At present, Rubio has almost no support in the early states. It is possible that could be partly due to the fact that Rubio is still not known to large numbers of Republicans. That shows how relatively obscure he is when compared to many of his likely opponents. Considering how often he has inserted himself into high-profile debates over the last four years, Rubio is one of the least well-known 2016 candidates. According to Gallup, just over half of Republicans nationally know enough about him to have an opinion about him.

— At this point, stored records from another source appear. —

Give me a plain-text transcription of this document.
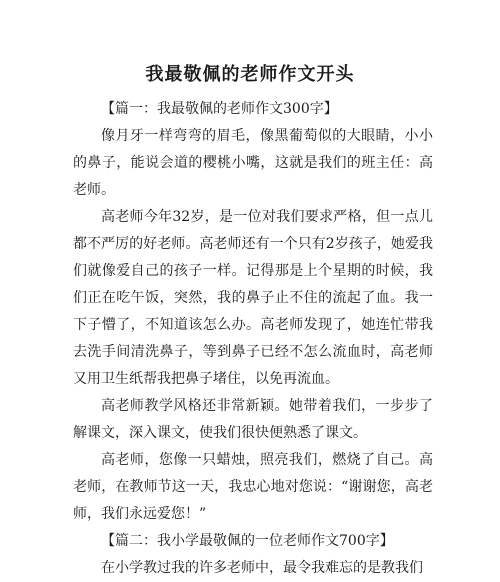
我最敬佩的老师作文开头
【篇一：我最敬佩的老师作文300字】

像月牙一样弯弯的眉毛，像黑葡萄似的大眼睛，小小的鼻子，能说会道的樱桃小嘴，这就是我们的班主任：高老师。

高老师今年32岁，是一位对我们要求严格，但一点儿都不严厉的好老师。高老师还有一个只有2岁孩子，她爱我们就像爱自己的孩子一样。记得那是上个星期的时候，我们正在吃午饭，突然，我的鼻子止不住的流起了血。我一下子懵了，不知道该怎么办。高老师发现了，她连忙带我去洗手间清洗鼻子，等到鼻子已经不怎么流血时，高老师又用卫生纸帮我把鼻子堵住，以免再流血。

高老师教学风格还非常新颖。她带着我们，一步步了解课文，深入课文，使我们很快便熟悉了课文。

高老师，您像一只蜡烛，照亮我们，燃烧了自己。高老师，在教师节这一天，我忠心地对您说：“谢谢您，高老师，我们永远爱您！”

【篇二：我小学最敬佩的一位老师作文700字】

在小学教过我的许多老师中，最令我难忘的是教我们
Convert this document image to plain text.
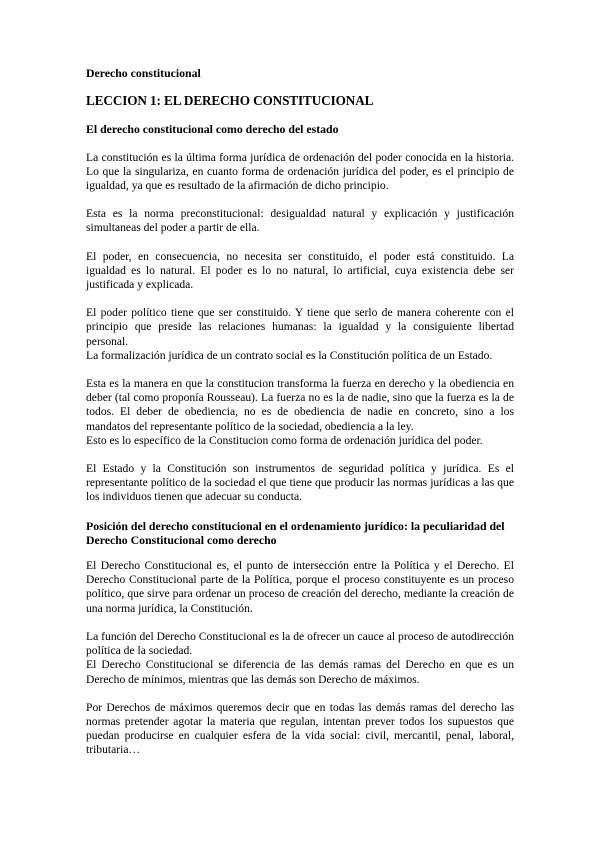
Derecho constitucional
LECCION 1: EL DERECHO CONSTITUCIONAL
El derecho constitucional como derecho del estado

La constitución es la última forma jurídica de ordenación del poder conocida en la historia. Lo que la singulariza, en cuanto forma de ordenación jurídica del poder, es el principio de igualdad, ya que es resultado de la afirmación de dicho principio.

Esta es la norma preconstitucional: desigualdad natural y explicación y justificación simultaneas del poder a partir de ella.

El poder, en consecuencia, no necesita ser constituido, el poder está constituido. La igualdad es lo natural. El poder es lo no natural, lo artificial, cuya existencia debe ser justificada y explicada.

El poder político tiene que ser constituido. Y tiene que serlo de manera coherente con el principio que preside las relaciones humanas: la igualdad y la consiguiente libertad personal.

La formalización jurídica de un contrato social es la Constitución política de un Estado.

Esta es la manera en que la constitucion transforma la fuerza en derecho y la obediencia en deber (tal como proponía Rousseau). La fuerza no es la de nadie, sino que la fuerza es la de todos. El deber de obediencia, no es de obediencia de nadie en concreto, sino a los mandatos del representante político de la sociedad, obediencia a la ley.

Esto es lo específico de la Constitucion como forma de ordenación jurídica del poder.

El Estado y la Constitución son instrumentos de seguridad política y jurídica. Es el representante político de la sociedad el que tiene que producir las normas jurídicas a las que los individuos tienen que adecuar su conducta.

Posición del derecho constitucional en el ordenamiento jurídico: la peculiaridad del Derecho Constitucional como derecho

El Derecho Constitucional es, el punto de intersección entre la Política y el Derecho. El Derecho Constitucional parte de la Política, porque el proceso constituyente es un proceso político, que sirve para ordenar un proceso de creación del derecho, mediante la creación de una norma jurídica, la Constitución.

La función del Derecho Constitucional es la de ofrecer un cauce al proceso de autodirección política de la sociedad.

El Derecho Constitucional se diferencia de las demás ramas del Derecho en que es un Derecho de mínimos, mientras que las demás son Derecho de máximos.

Por Derechos de máximos queremos decir que en todas las demás ramas del derecho las normas pretender agotar la materia que regulan, intentan prever todos los supuestos que puedan producirse en cualquier esfera de la vida social: civil, mercantil, penal, laboral, tributaria…
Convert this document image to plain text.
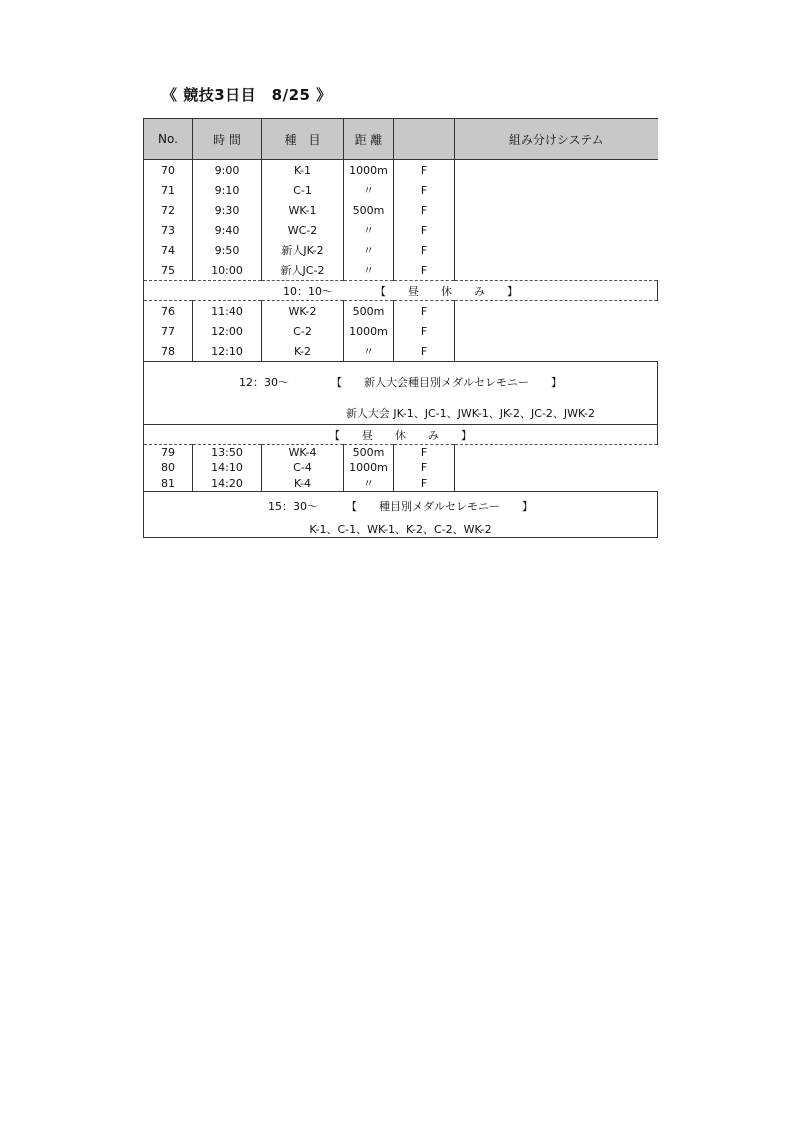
《 競技3日目　8/25 》
No.	時 間	種　目	距 離		組み分けシステム
70	9:00	K-1	1000m	F	
71	9:10	C-1	〃	F	
72	9:30	WK-1	500m	F	
73	9:40	WC-2	〃	F	
74	9:50	新人JK-2	〃	F	
75	10:00	新人JC-2	〃	F	
10：10～ 【　　昼　　休　　み　　】					
76	11:40	WK-2	500m	F	
77	12:00	C-2	1000m	F	
78	12:10	K-2	〃	F	
12：30～ 【　　新人大会種目別メダルセレモニー　　】					
新人大会 JK-1、JC-1、JWK-1、JK-2、JC-2、JWK-2					
【　　昼　　休　　み　　】					
79	13:50	WK-4	500m	F	
80	14:10	C-4	1000m	F	
81	14:20	K-4	〃	F	
15：30～ 【　　種目別メダルセレモニー　　】					
K-1、C-1、WK-1、K-2、C-2、WK-2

Meanwhile, most Floridians don’t want him to run for president, and two-thirds of Floridian Republicans want him to run for re-election. That may help explain why his support in Florida–his best state by far–is in the mid-teens among Republican primary voters. It’s not as if he is overwhelmingly popular overall, either. His approval rating as senator is just 45%. Many more independents disapprove of Rubio than approve (48% disapprove/35% approve). That suggests that Rubio can’t even expand the Republican coalition in his own state. The people that like him want him to keep the job he has, and less than half of the state electorate approves of how he’s been doing his job. There is almost no constituency for a Rubio presidential bid in Florida, so why would there be much support for it anywhere else? As I’ve said before, there is no rationale for a Rubio presidential campaign, which makes Rubio’s determination to run this year all the more puzzling.